The biggest changes are yet to come. The Republican tax plan will add at least $1 trillion to the deficit, and Republicans are readying welfare and social service reform in response, which would mean that they would be demanding austerity measures to pay for a massive corporate tax break. Social Security, Medicaid, and Medicare—three programs championed by Democrats—could all be in trouble thanks to this bill.

This is all part of a larger truth about the Republican tax plan: Over the next ten years, many, if not most, lower- and middle-income taxpayers will see tax increases, so that Republicans can pay for their corporate tax cut and other giveaways to the rich. This, in a post-recession environment in which corporate America and the 1 percent have siphoned off huge gains, while wages for workers have been comparatively stagnant. This is not a winning electoral message. It would make sense, then, for Republicans to embrace Moore’s rhetorical strategy of noting that the tax reform plan sticks it to the Democrats. Tax reform is a nakedly political bill that attacks the GOP’s political enemies—and that message may be the best Republicans can offer in an era when tribal enmities are the single biggest force in politics.

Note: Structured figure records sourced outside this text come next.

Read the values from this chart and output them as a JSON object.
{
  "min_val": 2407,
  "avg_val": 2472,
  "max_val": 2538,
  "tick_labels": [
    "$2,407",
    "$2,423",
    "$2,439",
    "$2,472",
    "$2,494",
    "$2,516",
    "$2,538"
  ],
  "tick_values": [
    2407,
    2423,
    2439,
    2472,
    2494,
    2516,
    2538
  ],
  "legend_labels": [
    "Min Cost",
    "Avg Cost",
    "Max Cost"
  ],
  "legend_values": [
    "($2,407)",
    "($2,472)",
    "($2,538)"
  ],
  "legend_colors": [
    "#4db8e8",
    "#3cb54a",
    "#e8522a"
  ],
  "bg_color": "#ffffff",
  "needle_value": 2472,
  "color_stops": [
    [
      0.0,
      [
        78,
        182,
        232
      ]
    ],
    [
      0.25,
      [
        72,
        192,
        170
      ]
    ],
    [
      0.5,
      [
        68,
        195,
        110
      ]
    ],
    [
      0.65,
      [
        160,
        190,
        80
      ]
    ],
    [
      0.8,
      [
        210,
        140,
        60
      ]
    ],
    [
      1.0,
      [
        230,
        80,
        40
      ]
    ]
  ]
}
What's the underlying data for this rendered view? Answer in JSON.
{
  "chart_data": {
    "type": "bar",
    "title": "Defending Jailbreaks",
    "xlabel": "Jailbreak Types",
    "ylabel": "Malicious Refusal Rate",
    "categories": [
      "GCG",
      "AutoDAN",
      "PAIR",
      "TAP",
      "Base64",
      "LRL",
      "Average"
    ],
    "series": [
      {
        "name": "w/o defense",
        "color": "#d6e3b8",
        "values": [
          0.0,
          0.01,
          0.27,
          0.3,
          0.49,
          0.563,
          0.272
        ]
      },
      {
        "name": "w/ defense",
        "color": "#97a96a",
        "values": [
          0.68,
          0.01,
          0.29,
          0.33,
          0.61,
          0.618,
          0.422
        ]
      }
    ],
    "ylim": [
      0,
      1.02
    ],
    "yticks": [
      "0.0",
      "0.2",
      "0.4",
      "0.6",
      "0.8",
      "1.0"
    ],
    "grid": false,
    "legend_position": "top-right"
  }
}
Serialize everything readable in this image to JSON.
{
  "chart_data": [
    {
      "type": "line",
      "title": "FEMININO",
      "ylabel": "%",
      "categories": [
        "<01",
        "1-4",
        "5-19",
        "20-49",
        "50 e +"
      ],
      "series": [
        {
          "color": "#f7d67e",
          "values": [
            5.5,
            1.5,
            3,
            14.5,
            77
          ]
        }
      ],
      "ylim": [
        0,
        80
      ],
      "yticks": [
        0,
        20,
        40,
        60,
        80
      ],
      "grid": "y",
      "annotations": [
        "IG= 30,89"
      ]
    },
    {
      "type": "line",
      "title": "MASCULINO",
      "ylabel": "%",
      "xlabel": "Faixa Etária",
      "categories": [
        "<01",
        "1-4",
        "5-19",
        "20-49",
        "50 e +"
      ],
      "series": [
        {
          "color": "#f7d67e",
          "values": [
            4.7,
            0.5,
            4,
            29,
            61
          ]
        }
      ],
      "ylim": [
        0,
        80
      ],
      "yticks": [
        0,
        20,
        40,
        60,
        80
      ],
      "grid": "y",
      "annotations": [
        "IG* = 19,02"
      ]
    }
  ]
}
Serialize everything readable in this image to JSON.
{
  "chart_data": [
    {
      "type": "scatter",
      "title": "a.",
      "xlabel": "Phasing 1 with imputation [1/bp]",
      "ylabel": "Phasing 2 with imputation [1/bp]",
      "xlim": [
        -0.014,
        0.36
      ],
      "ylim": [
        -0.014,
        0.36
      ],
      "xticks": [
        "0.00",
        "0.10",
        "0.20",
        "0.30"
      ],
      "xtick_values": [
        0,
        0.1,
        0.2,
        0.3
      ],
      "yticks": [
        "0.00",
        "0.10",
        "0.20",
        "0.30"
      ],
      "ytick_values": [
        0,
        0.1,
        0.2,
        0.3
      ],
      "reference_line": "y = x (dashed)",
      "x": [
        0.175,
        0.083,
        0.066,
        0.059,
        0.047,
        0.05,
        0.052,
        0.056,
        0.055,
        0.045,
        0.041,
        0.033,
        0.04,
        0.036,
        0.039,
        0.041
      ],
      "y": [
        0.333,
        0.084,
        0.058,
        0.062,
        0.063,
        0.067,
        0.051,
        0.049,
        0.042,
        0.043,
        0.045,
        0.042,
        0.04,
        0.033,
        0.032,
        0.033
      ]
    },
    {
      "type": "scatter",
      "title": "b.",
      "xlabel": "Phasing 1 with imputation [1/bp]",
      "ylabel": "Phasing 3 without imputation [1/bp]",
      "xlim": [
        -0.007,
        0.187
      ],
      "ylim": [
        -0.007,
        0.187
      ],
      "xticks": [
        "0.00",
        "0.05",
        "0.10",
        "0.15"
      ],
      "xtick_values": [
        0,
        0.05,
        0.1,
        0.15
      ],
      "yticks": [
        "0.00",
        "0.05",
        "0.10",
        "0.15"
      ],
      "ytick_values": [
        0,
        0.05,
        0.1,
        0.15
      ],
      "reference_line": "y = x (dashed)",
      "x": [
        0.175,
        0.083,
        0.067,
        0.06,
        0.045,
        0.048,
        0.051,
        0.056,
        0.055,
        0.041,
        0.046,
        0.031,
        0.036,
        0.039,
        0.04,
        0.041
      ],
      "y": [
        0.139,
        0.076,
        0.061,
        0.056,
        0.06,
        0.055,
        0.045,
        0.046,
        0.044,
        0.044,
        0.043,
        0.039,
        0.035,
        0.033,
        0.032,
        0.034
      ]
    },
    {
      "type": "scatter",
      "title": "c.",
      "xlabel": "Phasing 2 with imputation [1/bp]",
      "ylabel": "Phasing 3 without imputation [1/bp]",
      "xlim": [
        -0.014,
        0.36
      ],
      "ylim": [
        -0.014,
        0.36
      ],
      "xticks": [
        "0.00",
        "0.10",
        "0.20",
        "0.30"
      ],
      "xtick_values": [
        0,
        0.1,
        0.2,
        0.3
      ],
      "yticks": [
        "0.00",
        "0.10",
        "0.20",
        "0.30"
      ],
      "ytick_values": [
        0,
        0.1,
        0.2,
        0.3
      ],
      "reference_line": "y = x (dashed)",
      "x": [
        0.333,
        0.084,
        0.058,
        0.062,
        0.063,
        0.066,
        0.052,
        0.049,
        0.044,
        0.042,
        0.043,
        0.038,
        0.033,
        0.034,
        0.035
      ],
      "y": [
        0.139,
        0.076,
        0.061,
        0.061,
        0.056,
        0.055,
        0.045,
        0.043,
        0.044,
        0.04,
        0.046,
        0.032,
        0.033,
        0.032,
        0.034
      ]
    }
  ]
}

This hastily conceived tax reform bill—some of which was sketched out in pen hours before the final vote—was not designed for policy reasons, whatever Republicans may say. Trickle-down economics has been revived with the same indifference to real-world policy that characterized Mitch McConnell’s assertion that this bill would actually be “beyond revenue neutral.” No, this is about politics. It’s the clearest evidence yet that today’s GOP has two animating principles: giving more to the wealthy (which appeases their donors) and owning the libs (which pleases their base).